„Those who profess to favor freedom, and yet depreciate agitation, are men who want crops without plowing up the ground” – this is just one sentence by Frederick Douglass, amazing American activist and writer, leader of the abolitionist movement, whose spirit accompanies me recently.
„Frederick Douglass wrote in that first narrative of his life how his second owner, Mrs. Sophia Auld, when he was twelve, began to teach him letters, and to read a few simple words. But she was vehemently discouraged by her husband Hugh, who told her, when he came to understand what she was doing, that “You cannot teach slaves to read for it, will make them uneasy in their slavery, unmanageable and sad.” Frederick Douglass said “I now understood what had been to me a most perplexing difficulty—to wit, the white man’s power to enslave the black man.” Thus he began to learn more to read, and when Ms.
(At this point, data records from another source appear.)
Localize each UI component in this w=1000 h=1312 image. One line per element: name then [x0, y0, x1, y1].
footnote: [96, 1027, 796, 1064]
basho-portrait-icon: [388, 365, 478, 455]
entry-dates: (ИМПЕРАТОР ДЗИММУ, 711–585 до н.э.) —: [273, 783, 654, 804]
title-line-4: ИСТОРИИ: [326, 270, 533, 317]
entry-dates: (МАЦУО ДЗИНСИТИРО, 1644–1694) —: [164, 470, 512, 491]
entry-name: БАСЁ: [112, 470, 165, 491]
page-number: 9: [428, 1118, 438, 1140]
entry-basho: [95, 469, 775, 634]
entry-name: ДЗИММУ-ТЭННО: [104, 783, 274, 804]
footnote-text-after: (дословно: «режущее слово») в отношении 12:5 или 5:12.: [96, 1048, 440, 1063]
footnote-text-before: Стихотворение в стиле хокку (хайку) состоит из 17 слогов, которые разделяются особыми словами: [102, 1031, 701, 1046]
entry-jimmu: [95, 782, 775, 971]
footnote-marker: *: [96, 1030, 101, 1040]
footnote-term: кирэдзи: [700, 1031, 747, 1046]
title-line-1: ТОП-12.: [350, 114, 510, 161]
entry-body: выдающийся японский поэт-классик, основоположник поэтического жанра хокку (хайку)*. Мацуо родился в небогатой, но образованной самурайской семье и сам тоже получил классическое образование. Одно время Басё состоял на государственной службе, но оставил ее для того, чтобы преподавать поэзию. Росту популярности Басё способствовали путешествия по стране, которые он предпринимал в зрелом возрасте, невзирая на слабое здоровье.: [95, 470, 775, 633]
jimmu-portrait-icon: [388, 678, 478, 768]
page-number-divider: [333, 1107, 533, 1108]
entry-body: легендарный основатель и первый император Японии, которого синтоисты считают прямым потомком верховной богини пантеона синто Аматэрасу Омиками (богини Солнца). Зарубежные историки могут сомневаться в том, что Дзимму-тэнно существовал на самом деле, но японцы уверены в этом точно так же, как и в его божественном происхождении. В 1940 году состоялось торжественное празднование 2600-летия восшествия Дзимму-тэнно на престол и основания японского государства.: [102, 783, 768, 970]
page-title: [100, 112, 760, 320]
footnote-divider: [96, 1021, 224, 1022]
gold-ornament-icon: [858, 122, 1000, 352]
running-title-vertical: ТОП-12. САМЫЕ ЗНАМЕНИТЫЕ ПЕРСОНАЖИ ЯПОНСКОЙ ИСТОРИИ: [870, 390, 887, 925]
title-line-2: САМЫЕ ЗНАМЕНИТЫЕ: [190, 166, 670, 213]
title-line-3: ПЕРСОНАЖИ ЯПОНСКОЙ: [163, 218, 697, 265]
Auld, having accepted her husband’s direction in the matter, found him reading a newspaper, she tore it away from him lest he become unfit for slavery. Thus he was required, as he tells us, to learn to read in secret. When hired out to Mr. William Freeland, he taught other slaves to read, until such time as the surrounding slave owners became aware of what he was doing, at which point the mob invaded his Sunday schooling place and beat the people and destroyed the school. Reading was the pathway, Fredrick Douglass wrote, from slavery to freedom”.
This anecdote shows why literacy is so important for sub-dominated and why it is dangerous for those who are determinate to sustain the power. People who can read are able to understand the unjust of their own position. And they start to dream.
„Once you’ve visited other worlds, like those who ate fairy fruit, you can never be entirely content with the world that you grew up in. Discontent is a good thing: discontented people can modify and improve their worlds, leave them better, leave them different.” – this is how Neil Gaiman explain it in his interview for Guardian.
„There were noises made briefly, a few years ago, about the idea that we were living in a post-literate world, in which the ability to make sense out of written words was somehow redundant, but those days are gone: words are more important than they ever were: we navigate the world with words, and as the world slips onto the web, we need to follow, to communicate and to comprehend what we are reading. People who cannot understand each other cannot exchange ideas, cannot communicate” – argued Gaiman.
And „knowledge plus empathy” sounds like a potential recipe for injustice.
So Hugh was right, reading makes people uneasy with their slavery and unmanageable, but I think he was also wrong – it doesn’t make us „sad” but rather angry. And when we will meet a critical mass, anger turns into rebellion.